Sabtu, 04 Desember 2010

Pajak atau Malak


JAKARTA, KOMPAS.com
Pengelola warung tegal atau warteg yang memenuhi ketentuan pajak restoran terpaksa memutar otak menyiapkan strategi menghadapi pungutan pajak 10 persen oleh Pemprov DKI Jakarta mulai tahun depan.
Seorang pengelola warteg di bilangan Kuningan, Jakarta Selatan, Yuli (54), memilih untuk membebankan pajak kepada konsumen. Dia memilih untuk menaikkan sedikit harga atau mengurangi porsi makanan.
"Ya paling nasinya disedikitin, atau sayurnya," katanya, Jumat (3/12/2010). Sedikit berbeda dengan Yuli, pengelola warteg di kawasan Mampang Prapatan, Jakarta Selatan, Etik (42), kemungkinan akan menetapkan harga untuk minuman yang semula gratis. Seperti halnya teh tawar yang semula gratis, akan dikenakan harga.
"Bisa Rp 500, bisa Rp 1.000. Sebenarnya kalau sekarang di sini minuman yang enggak pakai gula itu gratis, tapi kalau ada pajak, mungkin bayar," katanya.
Demikian juga dengan Samsu (28). Meskipun merasa berat untuk menaikkan harga dagangannya, dia akan turut menaikkan harga jika warteg-warteg lain juga menaikkan harga akibat berlakunya pajak restoran tersebut.
"Kalau yang lain pada naik, ya saya ikut. Saya umum-umum saja," ungkap pengelola warteg di kawasan Buncit, Jakarta Selatan, itu.

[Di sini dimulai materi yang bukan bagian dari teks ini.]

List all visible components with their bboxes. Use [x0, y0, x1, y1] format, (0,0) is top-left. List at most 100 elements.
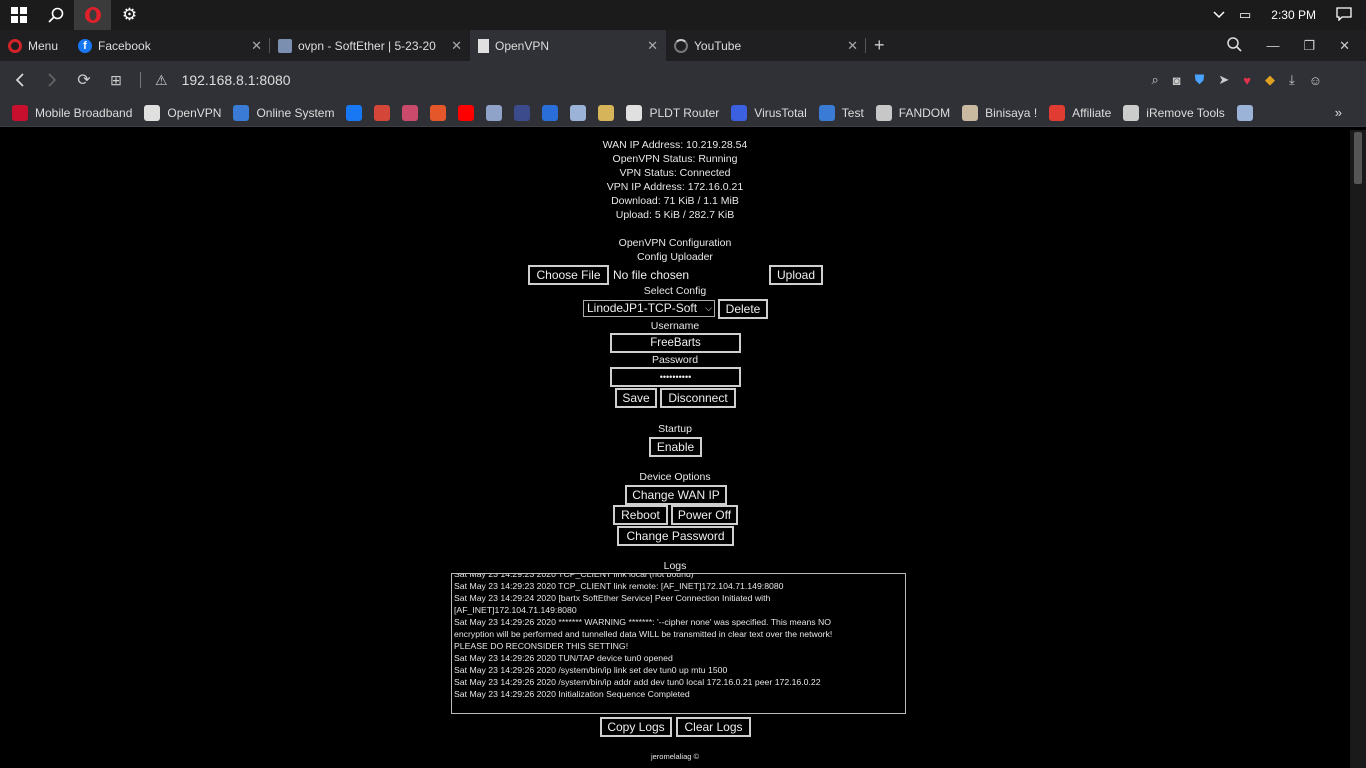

Ketiga pengelola warteg tersebut juga mengaku keberatan jika Pemprov memungut pajak 10 persen dari usaha mereka.
Seperti diberitakan, sesuai dengan Undang-Undang Nomor 28 Tahun 2009 tentang Pajak Daerah dan Retribusi Daerah, mulai tahun depan diberlakukan pajak 10 persen untuk semua jenis rumah makan dengan omzet Rp 60 juta per tahun atau Rp 5 juta per bulan atau sekitar Rp 167.000 per hari, termasuk warteg, rumah makan padang, warung bakso, dan warung bubur.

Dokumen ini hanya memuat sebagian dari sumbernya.